Walking The Walk On Cutting Spending

Mike Pence and his pals over at the Republican Study Committee don’t just talk the talk on deficit like almost all the Democrats, and most of the other Republicans on the Hill, they walk the walk:

“With Congress heading into a politically perilous budget season, influential House conservatives plan this week to propose an austere alternative spending plan that would pare more than $650 billion over five years, balance the budget and drastically shrink three cabinet agencies.

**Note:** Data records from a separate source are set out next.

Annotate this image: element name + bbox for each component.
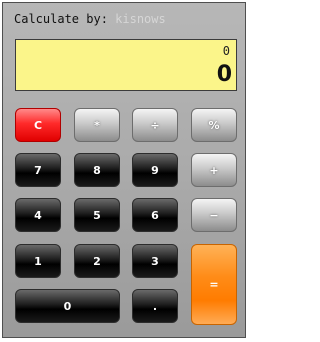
header-label: Calculate by: [14, 12, 108, 26]
current-value: 0 [216, 62, 232, 87]
author-name: kisnows [115, 12, 166, 26]
digit-6-button[interactable]: 6 [132, 198, 178, 232]
digit-3-button[interactable]: 3 [132, 244, 178, 278]
calculator-header: Calculate by: kisnows [14, 12, 166, 26]
calculator: Calculate by: kisnows 0 0 C * ÷ % 7 8 9 … [2, 2, 246, 338]
clear-button[interactable]: C [15, 108, 61, 142]
digit-9-button[interactable]: 9 [132, 153, 178, 187]
digit-4-button[interactable]: 4 [15, 198, 61, 232]
digit-5-button[interactable]: 5 [74, 198, 120, 232]
digit-8-button[interactable]: 8 [74, 153, 120, 187]
decimal-button[interactable]: . [132, 289, 178, 323]
subtract-button[interactable]: − [191, 198, 237, 232]
percent-button[interactable]: % [191, 108, 237, 142]
equals-button[interactable]: = [191, 244, 237, 325]
add-button[interactable]: + [191, 153, 237, 187]
previous-value: 0 [222, 44, 230, 58]
digit-1-button[interactable]: 1 [15, 244, 61, 278]
digit-7-button[interactable]: 7 [15, 153, 61, 187]
multiply-button[interactable]: * [74, 108, 120, 142]
calculator-display: 0 0 [15, 39, 237, 91]
divide-button[interactable]: ÷ [132, 108, 178, 142]
digit-2-button[interactable]: 2 [74, 244, 120, 278]
digit-0-button[interactable]: 0 [15, 289, 120, 323]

The legislation, part of a push by some Republicans to re-establish themselves as champions of fiscal restraint, was taking shape as President Bush struck a similar theme on Monday by asking Congress to grant him line-item veto power to eliminate federal spending that he might judge wasteful.

“We can’t be all things to all people when it comes to spending the taxpayers’ money,” Mr. Bush said at a ceremony installing a new chairman of the Council of Economic Advisers.

But House conservative leaders would go far beyond the president’s own budget proposal, illustrating the difficulty the White House and the Republican leadership have had in persuading the caucus to speak with one voice on the matter.

Senior aides say the conservatives’ plan would wring about $350 billion from Medicare, Medicaid and other social programs and save $300 billion partly through a major reorganization of the Education, Commerce and Energy Departments.

…Under the proposal, expected to be introduced by Representative Mike Pence, Republican of Indiana, and Representative Jeb Hensarling, Republican of Texas, military spending would continue to rise, administration tax cuts would be protected and Social Security would be spared. But many other programs and foreign aid would be greatly scaled back.

The authors of the proposal describe it as a sequel to the Contract With America, which helped catapult Republicans to power in 1994. An outline of the plan says the proposals require “tough choices, but members have expressed a serious desire to do the hard things to save America.”

This is not only great policy, it’s great politics. Even if you can’t get a package like this through Congress because the Democrats and a few RINOS vote against it, it still works in the GOP’s favor if the vast majority of Republicans get behind it. That’s because everyone in both parties claims to be serious about deficit reduction, but legislation like this is what allows the American people to separate the men from the boys.

Cutting spending is popular with the American people, it’s popular with the base, and it’s the right thing to do. That’s why every Republican, starting with George Bush, should get behind this legislation.